The Double Decker Taco is a hard shell taco filled with beef and cheese that has a soft shell stuck around it with refried beans all for the beautiful price of $1.49. It normally comes with lettuce, and the day I morph into a cow I will GLADLY allow that lettuce to stay on my food. In the meantime, “No lettuce” is an essential part of my preferred ordering etiquette.

How is it?

Really awesome, plus, it has alliteration in the title for bonus points. I’m not sure why I hadn’t ever ordered one before now, but for a buck fifty this has to be one of the most filling low-budget items on their menu. Fortunately for me, I have the body of Jack Skellington and the stomach of a Rancor. A hint of fire sauce put this above and beyond my old favorite, the $.99 soft taco, and the soft shell wrapping keeps things from getting too messy with the crumbling crunchy shell.

How is it with Lava?

Oh my f*cking god.

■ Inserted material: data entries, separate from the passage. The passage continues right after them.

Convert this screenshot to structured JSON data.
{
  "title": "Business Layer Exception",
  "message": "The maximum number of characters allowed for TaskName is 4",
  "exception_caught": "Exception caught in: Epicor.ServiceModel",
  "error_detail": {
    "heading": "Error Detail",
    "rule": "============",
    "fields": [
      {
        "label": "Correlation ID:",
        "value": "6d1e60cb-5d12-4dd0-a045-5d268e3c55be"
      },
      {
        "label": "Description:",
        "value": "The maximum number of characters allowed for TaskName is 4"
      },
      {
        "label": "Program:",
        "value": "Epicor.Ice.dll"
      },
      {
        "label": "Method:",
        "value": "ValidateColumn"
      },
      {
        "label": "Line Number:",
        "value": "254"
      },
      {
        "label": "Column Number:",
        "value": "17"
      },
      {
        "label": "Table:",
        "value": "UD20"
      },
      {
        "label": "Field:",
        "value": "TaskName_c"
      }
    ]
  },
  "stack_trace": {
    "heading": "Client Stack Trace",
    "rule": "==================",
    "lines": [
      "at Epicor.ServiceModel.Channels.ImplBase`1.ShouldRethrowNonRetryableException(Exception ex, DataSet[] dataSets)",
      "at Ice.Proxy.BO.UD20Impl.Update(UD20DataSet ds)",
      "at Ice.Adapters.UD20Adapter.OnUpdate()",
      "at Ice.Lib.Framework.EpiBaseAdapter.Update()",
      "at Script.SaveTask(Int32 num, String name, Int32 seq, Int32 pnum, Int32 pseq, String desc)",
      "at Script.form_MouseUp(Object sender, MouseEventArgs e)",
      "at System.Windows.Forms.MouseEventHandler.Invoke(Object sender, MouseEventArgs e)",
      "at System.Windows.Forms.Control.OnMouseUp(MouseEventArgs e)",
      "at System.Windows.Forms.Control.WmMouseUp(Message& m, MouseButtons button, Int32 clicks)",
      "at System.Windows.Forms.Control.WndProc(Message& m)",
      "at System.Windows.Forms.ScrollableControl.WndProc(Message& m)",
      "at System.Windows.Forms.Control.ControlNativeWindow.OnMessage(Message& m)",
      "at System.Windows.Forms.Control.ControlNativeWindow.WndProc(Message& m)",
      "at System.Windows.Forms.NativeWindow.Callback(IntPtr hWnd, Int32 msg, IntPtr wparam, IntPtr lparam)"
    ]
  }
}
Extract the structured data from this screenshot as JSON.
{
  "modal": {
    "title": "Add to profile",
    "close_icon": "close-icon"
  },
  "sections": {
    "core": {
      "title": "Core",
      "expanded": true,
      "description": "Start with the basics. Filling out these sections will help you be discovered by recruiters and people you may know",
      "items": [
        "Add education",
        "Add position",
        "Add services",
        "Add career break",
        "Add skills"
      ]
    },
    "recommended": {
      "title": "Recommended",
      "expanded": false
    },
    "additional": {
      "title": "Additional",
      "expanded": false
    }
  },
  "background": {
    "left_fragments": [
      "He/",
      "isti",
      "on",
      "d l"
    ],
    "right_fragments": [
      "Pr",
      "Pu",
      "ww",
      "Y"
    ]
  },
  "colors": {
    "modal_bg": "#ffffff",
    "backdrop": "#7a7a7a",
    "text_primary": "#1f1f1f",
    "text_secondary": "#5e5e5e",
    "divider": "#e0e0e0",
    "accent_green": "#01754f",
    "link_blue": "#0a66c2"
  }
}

That’s how it is with Lava. Take an item that’s really good with out Lava, and add Lava to it and the result is obviously going to be really, really insanely good. That’s science. I didn’t make the rules, I just enforce them. Considering this still comes out to a measly $1.79 when you add Lava, I’d have to admit it comes highly recommended.

Good work Taco Bell. You have redeemed yourself for the rip-off known as the Ranchero Chicken Soft Taco.